We all like to feed our little feathered friends, so we buy good things for them to eat, like sunflower seeds, and niger and peanut hearts and white millet. Birds are smart and they soon figure out which hand feeds them, so they cheer us with their chirping and fluttering of wings to keep our rapt attention, and of course our outstretched hand.

But beware! Birdseed carries the eggs of meal moths. In hot weather these varmints hatch, eat starch, then pupate and turn into small tan moths with black markings. You can tell if you have them by the telltale sticky webs and powdery crumbs in seeds, crackers, cereal, nuts and flour.

These dastardly meal moths fly into your kitchen cabinets in search of places in which to lay another generation of eggs. Once inside the cabinets, you’ve had it for they are almost impossible to get rid of. You have to throw out all your dry food boxes, clean the cabinets and start over.

How well I know! Chopped sunflower hearts were my undoing. I use sunflower hearts because according to my bird chart, everything except hummingbirds eat them.

During the heat wave of June we kept seeing all these moths flying around the kitchen. It took a while to identify the source…two bags of sunflower hearts. I found larvae (small, tan) pupating in picture frames, in envelope flaps, where the wall meets the ceiling. And every few days more moths would appear.

They are slow and easy to swat, but it’s the ones you don’t see who do the damage. I put bags of bread crumbs as bait near the birdseed corner for them to lay their eggs in, changing them every 2 weeks since their life cycle is about 30 days. I tried spraying those I saw flying, but they never dropped dead; they just hid in dark places. If you try to swat them, they drop as if dead, but then arise to fly again.

They infested the food cabinets, and were even living in the toaster. So a long needed spring cleaning began. It took 2 years to finally get rid of them. More or less.

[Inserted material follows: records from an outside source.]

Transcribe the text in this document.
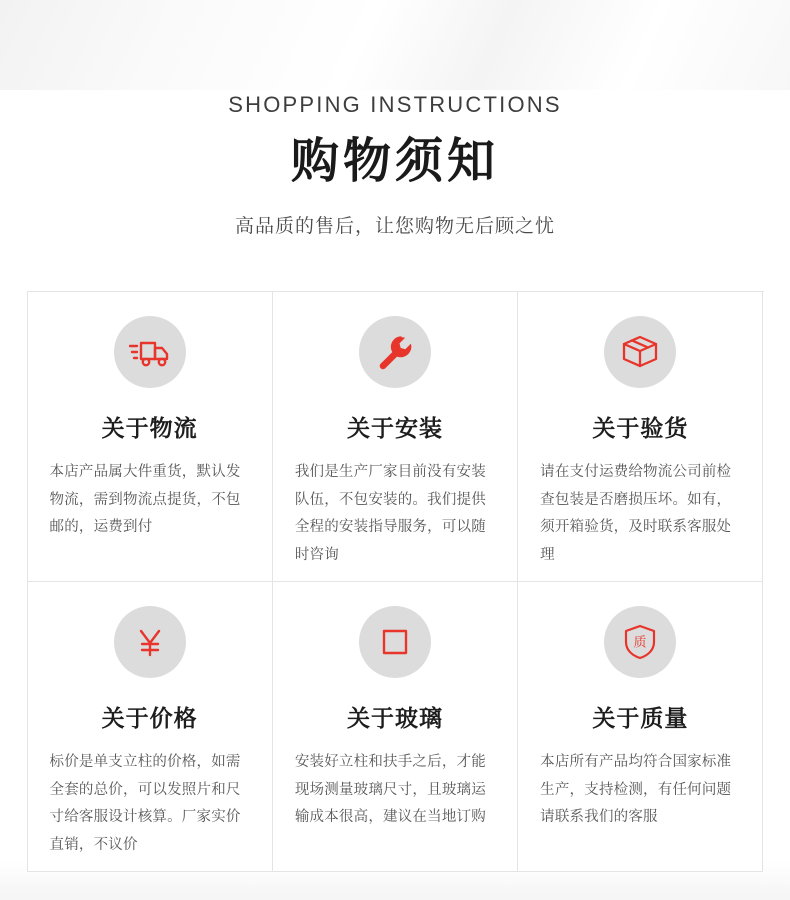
SHOPPING INSTRUCTIONS
购物须知
高品质的售后，让您购物无后顾之忧
关于物流
本店产品属大件重货，默认发物流，需到物流点提货，不包邮的，运费到付
关于安装
我们是生产厂家目前没有安装队伍，不包安装的。我们提供全程的安装指导服务，可以随时咨询
关于验货
请在支付运费给物流公司前检查包装是否磨损压坏。如有，须开箱验货，及时联系客服处理
关于价格
标价是单支立柱的价格，如需全套的总价，可以发照片和尺寸给客服设计核算。厂家实价直销，不议价
关于玻璃
安装好立柱和扶手之后，才能现场测量玻璃尺寸，且玻璃运输成本很高，建议在当地订购
质
关于质量
本店所有产品均符合国家标准生产，支持检测，有任何问题请联系我们的客服
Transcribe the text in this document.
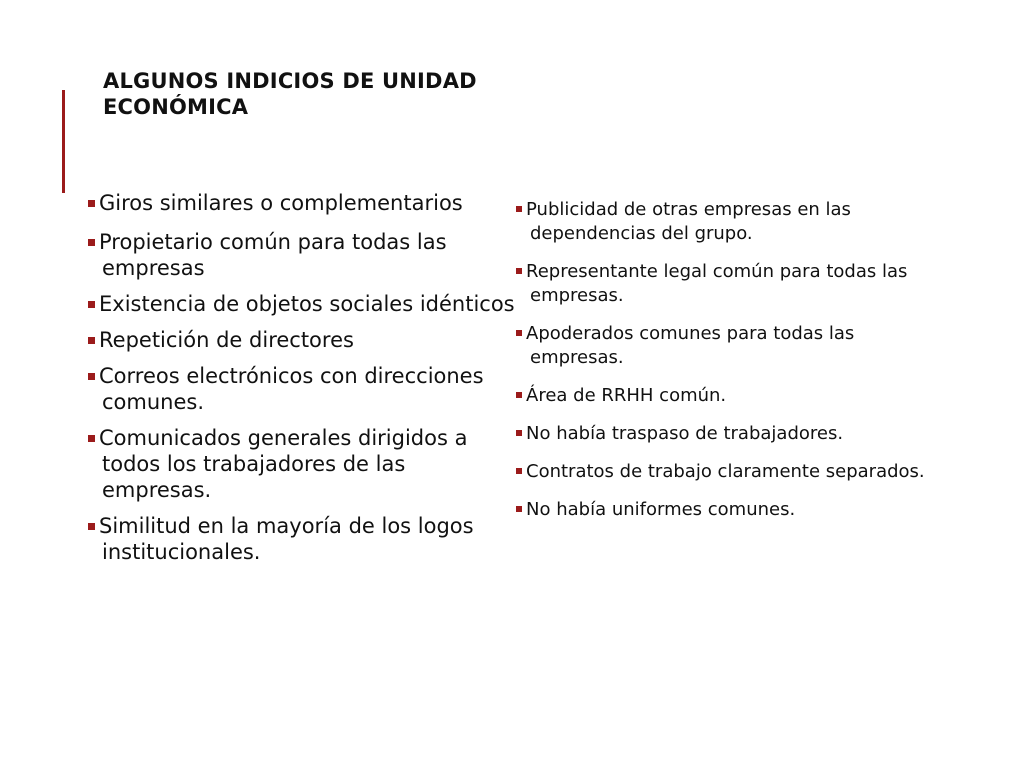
ALGUNOS INDICIOS DE UNIDAD ECONÓMICA
Giros similares o complementarios
Propietario común para todas las empresas
Existencia de objetos sociales idénticos
Repetición de directores
Correos electrónicos con direcciones comunes.
Comunicados generales dirigidos a todos los trabajadores de las empresas.
Similitud en la mayoría de los logos institucionales.
Publicidad de otras empresas en las dependencias del grupo.
Representante legal común para todas las empresas.
Apoderados comunes para todas las empresas.
Área de RRHH común.
No había traspaso de trabajadores.
Contratos de trabajo claramente separados.
No había uniformes comunes.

This spring I found larvae starting in some dry turkey stuffing inside a closed jar.

The moral: If you must feed the birds, store the birdseed in the garage. Supposedly meal moths are killed in the freezer and don’t breed well in cold weather. I keep crackers, cookies and cold cereal in the ice box now.

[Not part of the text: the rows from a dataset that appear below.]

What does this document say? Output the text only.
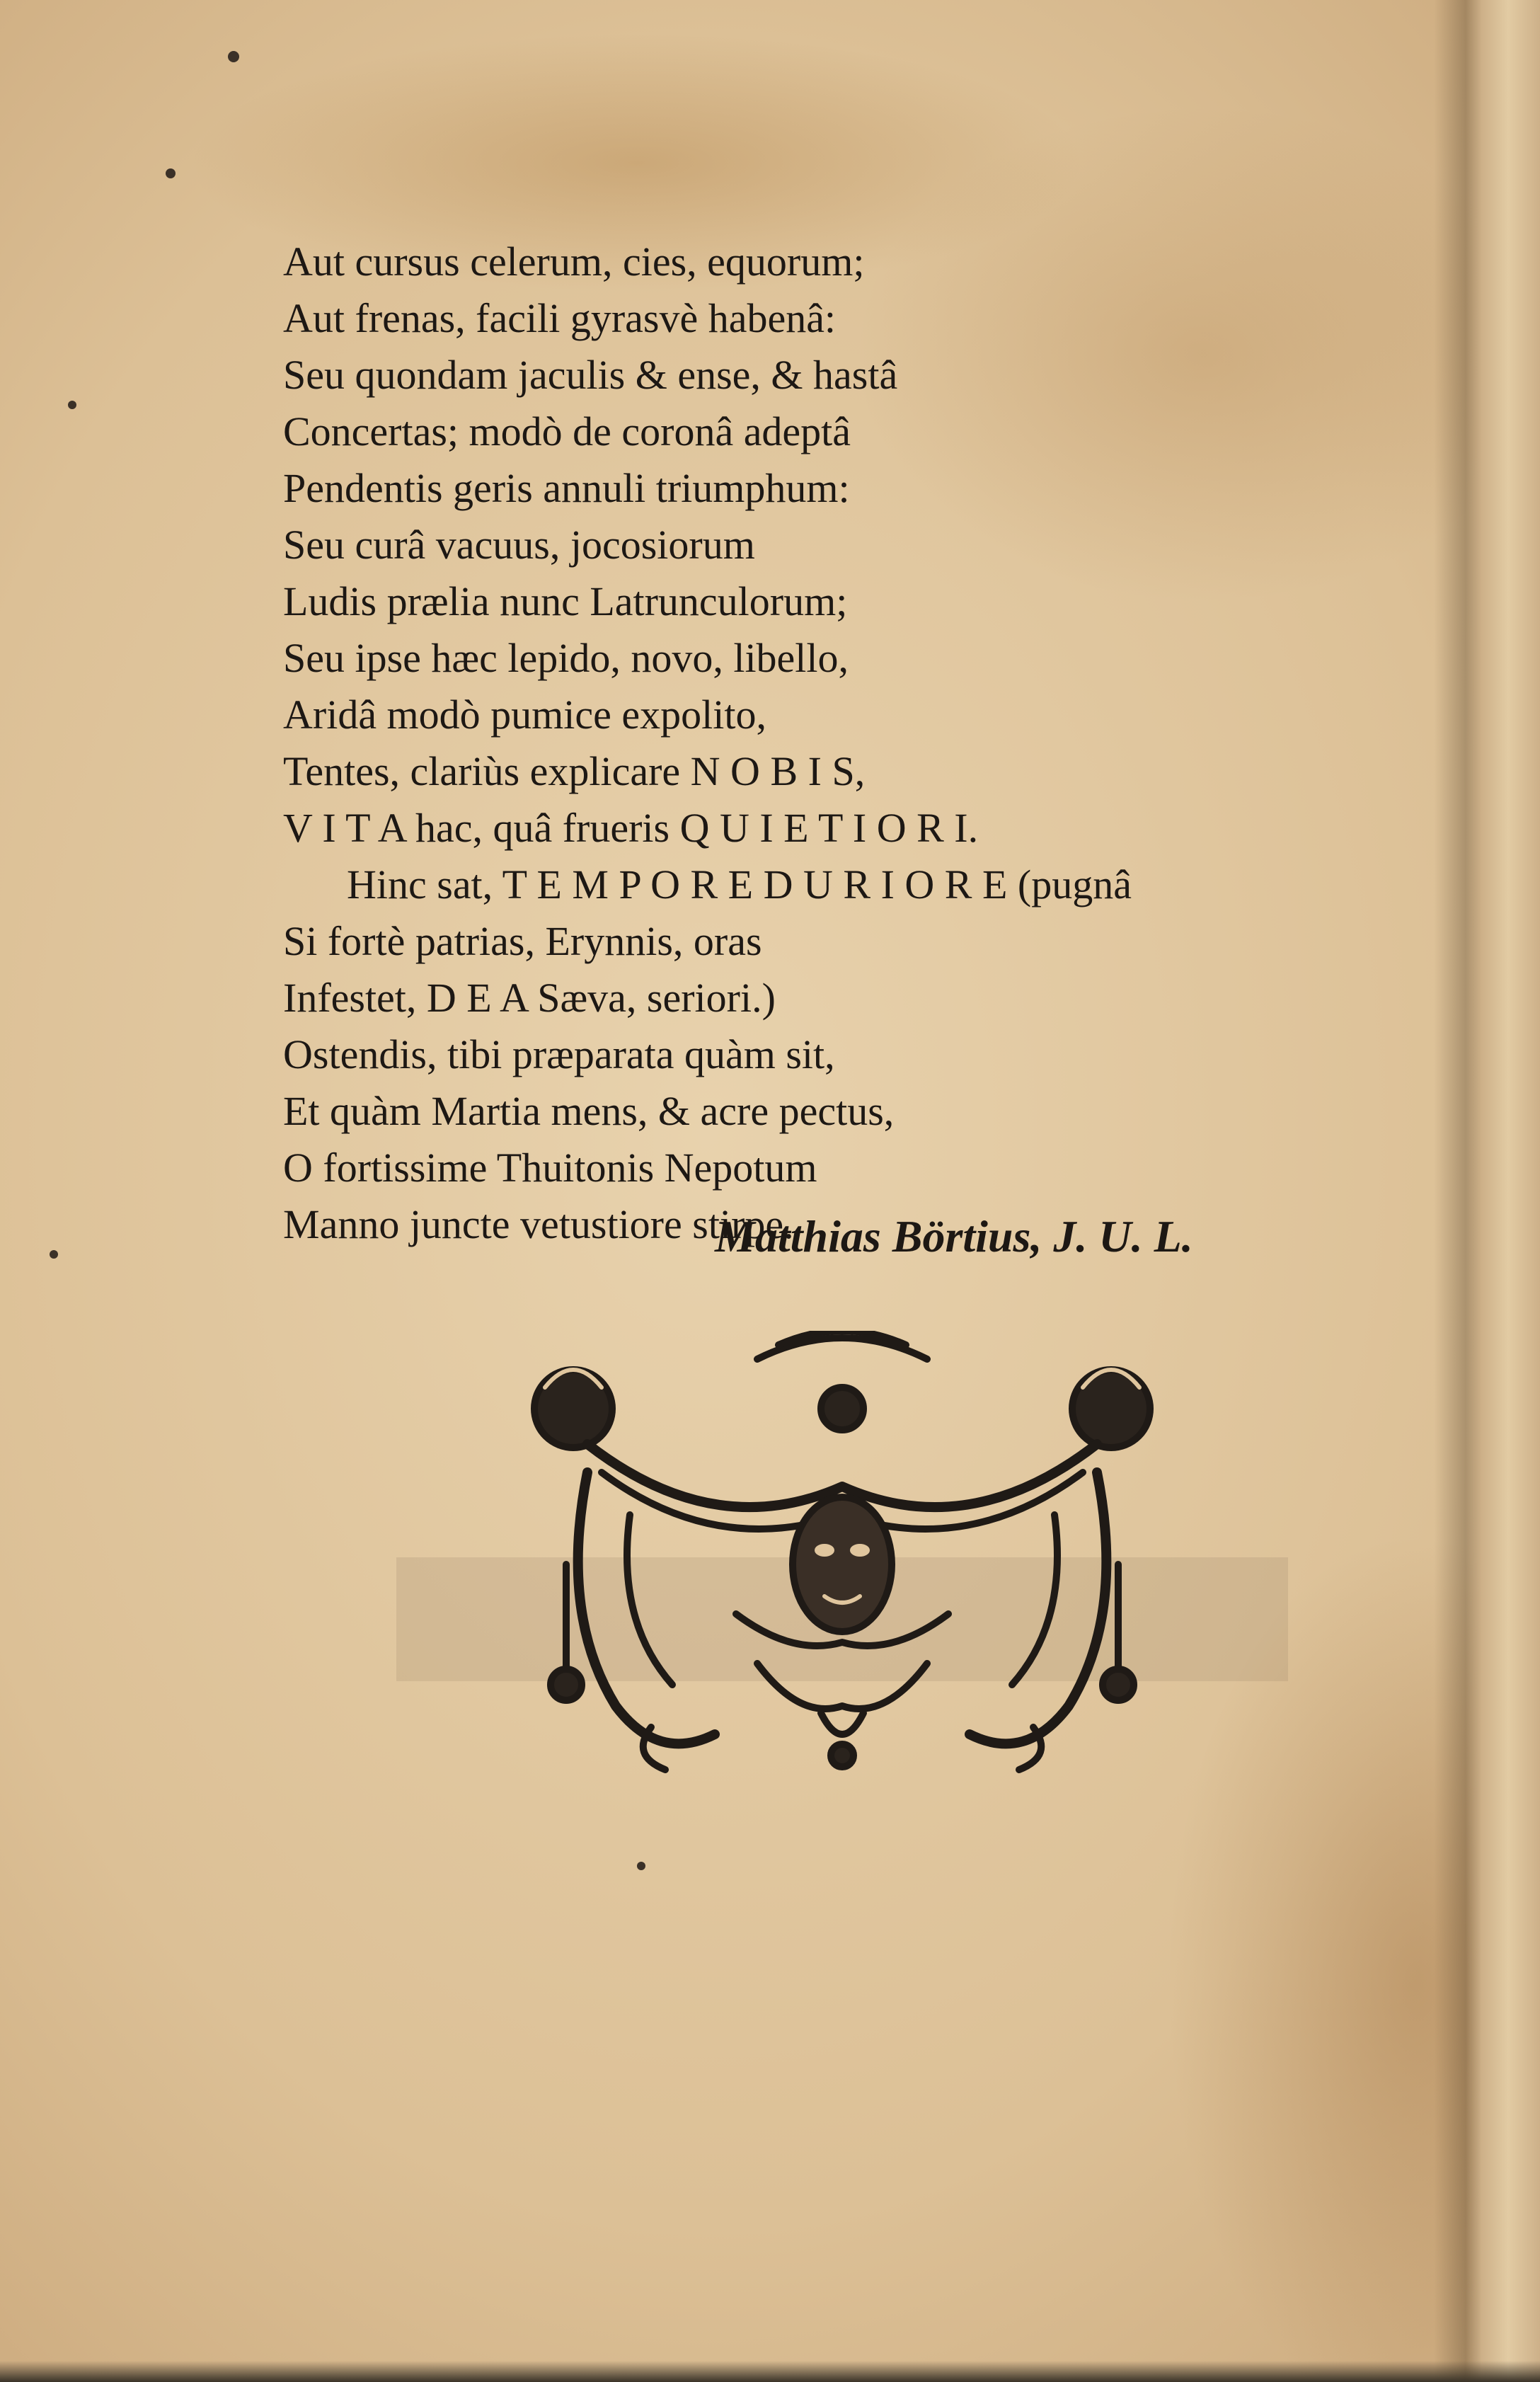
Aut cursus celerum, cies, equorum;
Aut frenas, facili gyrasvè habenâ:
Seu quondam jaculis & ense, & hastâ
Concertas; modò de coronâ adeptâ
Pendentis geris annuli triumphum:
Seu curâ vacuus, jocosiorum
Ludis prælia nunc Latrunculorum;
Seu ipse hæc lepido, novo, libello,
Aridâ modò pumice expolito,
Tentes, clariùs explicare N O B I S,
V I T A hac, quâ frueris Q U I E T I O R I.
Hinc sat, T E M P O R E D U R I O R E (pugnâ
Si fortè patrias, Erynnis, oras
Infestet, D E A Sæva, seriori.)
Ostendis, tibi præparata quàm sit,
Et quàm Martia mens, & acre pectus,
O fortissime Thuitonis Nepotum
Manno juncte vetustiore stirpe.
Matthias Börtius, J. U. L.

While on the subject of bird seed, don’t put it on the ground because it can attract raccoons, skunks and other carriers of dreaded rabies. Also, in bear country, set feeders away from the house. If the bears find them, it’s wise to stop putting out feed. Bears are large, dangerous animals, not cuddly teddys. Their population has become quite large, and since they are protected, they do not fear humans.